Nutrition information (per serving)*: Total Fat (31.8g); Carbohydrates (28g); Sodium (275mg); Sugar (21g); Fiber (3g); Cholesterol (0mg); Protein (6g)
2 Tbsp. Dijon mustard
1/2 tsp. kosher salt
1/4 tsp. ground black pepper
1/3 cup balsamic vinegar
2/3 to 3/4 cup extra-virgin olive oil
1 cup dried sour cherries
3/4 cup toasted pumpkin seeds (also sold as pepitas), unsalted
2 (5-oz.) bags mixed baby greens
1. Make the vinaigrette
To make the vinaigrette, stir mustard, salt, pepper and vinegar together in a resealable bowl or jar. Add oil (less for a tart vinaigrette, more for a milder one), close container and shake until ingredients blend into a smooth, brown liquid.
2. Assemble and serve
Assemble salad up to two hours ahead. Pour 1/2 cup vinaigrette into salad bowl. Add cherries, then pumpkin seeds and then greens. Just before serving, toss.

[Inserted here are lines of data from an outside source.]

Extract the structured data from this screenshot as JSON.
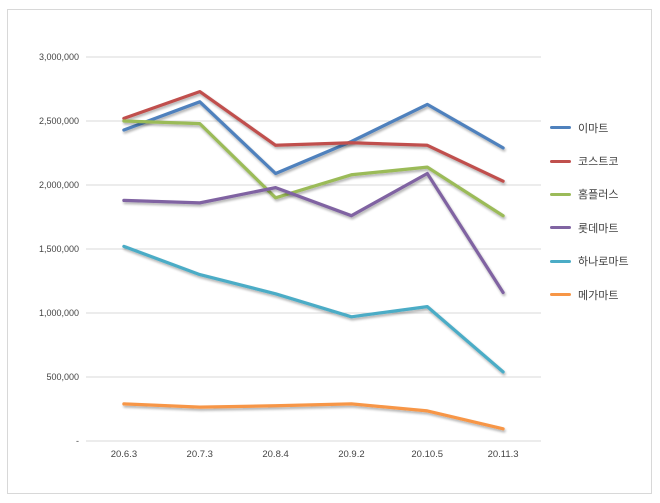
{
  "chart_data": {
    "type": "line",
    "categories": [
      "20.6.3",
      "20.7.3",
      "20.8.4",
      "20.9.2",
      "20.10.5",
      "20.11.3"
    ],
    "series": [
      {
        "name": "이마트",
        "key": "emart",
        "color": "#4F81BD",
        "values": [
          2430000,
          2650000,
          2090000,
          2340000,
          2630000,
          2290000
        ]
      },
      {
        "name": "코스트코",
        "key": "costco",
        "color": "#C0504D",
        "values": [
          2520000,
          2730000,
          2310000,
          2330000,
          2310000,
          2030000
        ]
      },
      {
        "name": "홈플러스",
        "key": "homeplus",
        "color": "#9BBB59",
        "values": [
          2500000,
          2480000,
          1900000,
          2080000,
          2140000,
          1760000
        ]
      },
      {
        "name": "롯데마트",
        "key": "lottemart",
        "color": "#8064A2",
        "values": [
          1880000,
          1860000,
          1980000,
          1760000,
          2090000,
          1160000
        ]
      },
      {
        "name": "하나로마트",
        "key": "hanaromart",
        "color": "#4BACC6",
        "values": [
          1520000,
          1300000,
          1150000,
          970000,
          1050000,
          540000
        ]
      },
      {
        "name": "메가마트",
        "key": "megamart",
        "color": "#F79646",
        "values": [
          290000,
          265000,
          275000,
          290000,
          235000,
          95000
        ]
      }
    ],
    "ylim": [
      0,
      3000000
    ],
    "yticks": [
      {
        "value": 0,
        "label": "-"
      },
      {
        "value": 500000,
        "label": "500,000"
      },
      {
        "value": 1000000,
        "label": "1,000,000"
      },
      {
        "value": 1500000,
        "label": "1,500,000"
      },
      {
        "value": 2000000,
        "label": "2,000,000"
      },
      {
        "value": 2500000,
        "label": "2,500,000"
      },
      {
        "value": 3000000,
        "label": "3,000,000"
      }
    ],
    "grid": "horizontal",
    "legend_position": "right"
  },
  "colors": {
    "background": "#FFFFFF",
    "frame_border": "#D8D8D8",
    "gridline": "#D9D9D9",
    "axis_text": "#444444",
    "legend_text": "#3F3F3F"
  }
}
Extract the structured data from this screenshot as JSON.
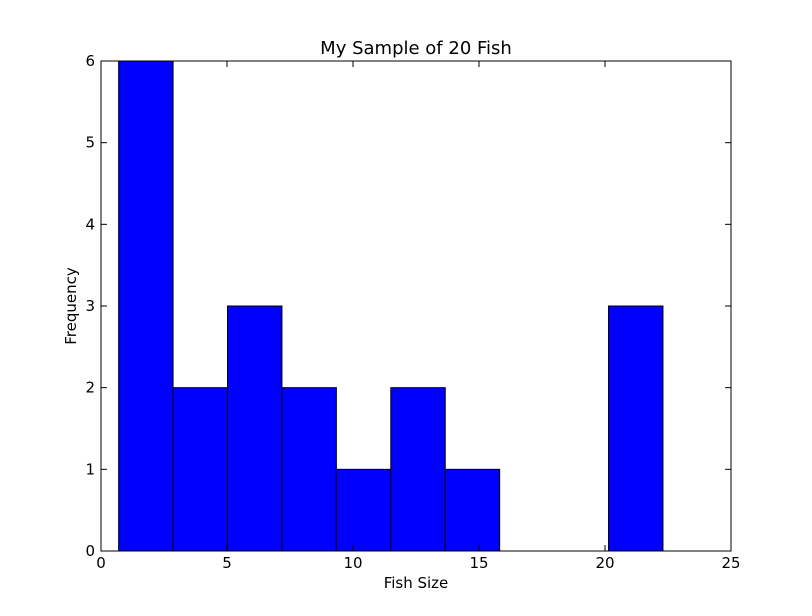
{
  "chart_data": {
    "type": "histogram",
    "title": "My Sample of 20 Fish",
    "x_label": "Fish Size",
    "y_label": "Frequency",
    "bins": [
      0.7,
      2.86,
      5.02,
      7.18,
      9.34,
      11.5,
      13.66,
      15.82,
      17.98,
      20.14,
      22.3
    ],
    "values": [
      6,
      2,
      3,
      2,
      1,
      2,
      1,
      0,
      0,
      3
    ],
    "color": "#0000ff",
    "xlim": [
      0,
      25
    ],
    "xticks": [
      0,
      5,
      10,
      15,
      20,
      25
    ],
    "ylim": [
      0,
      6
    ],
    "yticks": [
      0,
      1,
      2,
      3,
      4,
      5,
      6
    ],
    "grid": false
  }
}
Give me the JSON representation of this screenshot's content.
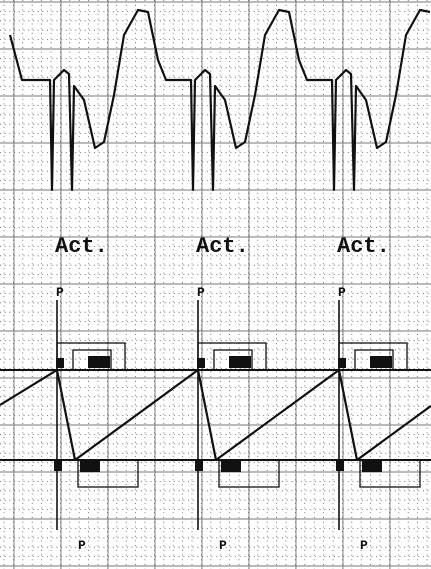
{
  "activity_labels": [
    "Act.",
    "Act.",
    "Act."
  ],
  "upper_markers": [
    "P",
    "P",
    "P"
  ],
  "lower_markers": [
    "P",
    "P",
    "P"
  ]
}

Ingredient Tips & Benefits
- The vinaigrette can be refrigerated up to a week. Bring to room temperature and shake again before serving. The extra virgin olive oil in this vinaigrette is great for people with arthritis. It contains biologically active compounds such as the polyphenols oleocanthal, oleuropein, hydroxytyrosol and lignans, which have been linked to reduced joint damage in rheumatoid arthritis.
- Love cheese? Add ounces of crumbled goat cheese to the bottom of the bowl with the dried cherries and pumpkin seeds. Goat cheese may be easier for people to digest, especially if they are lactose intolerant. It also contains healthy, proteins, fatty acids and probiotics.
- This salad is also highly customizable. You can use cranberries instead of cherries, swap pepitas with sliced almonds or try a different type of cheese. Just make sure you choose unsalted nuts and dried fruit with low or no added sugar to up the health benefits.
*Disclaimer: All nutritional information provided is approximate and based on USDA measurements. Actual amounts may vary based on exact ingredients used, how they are prepared and serving size.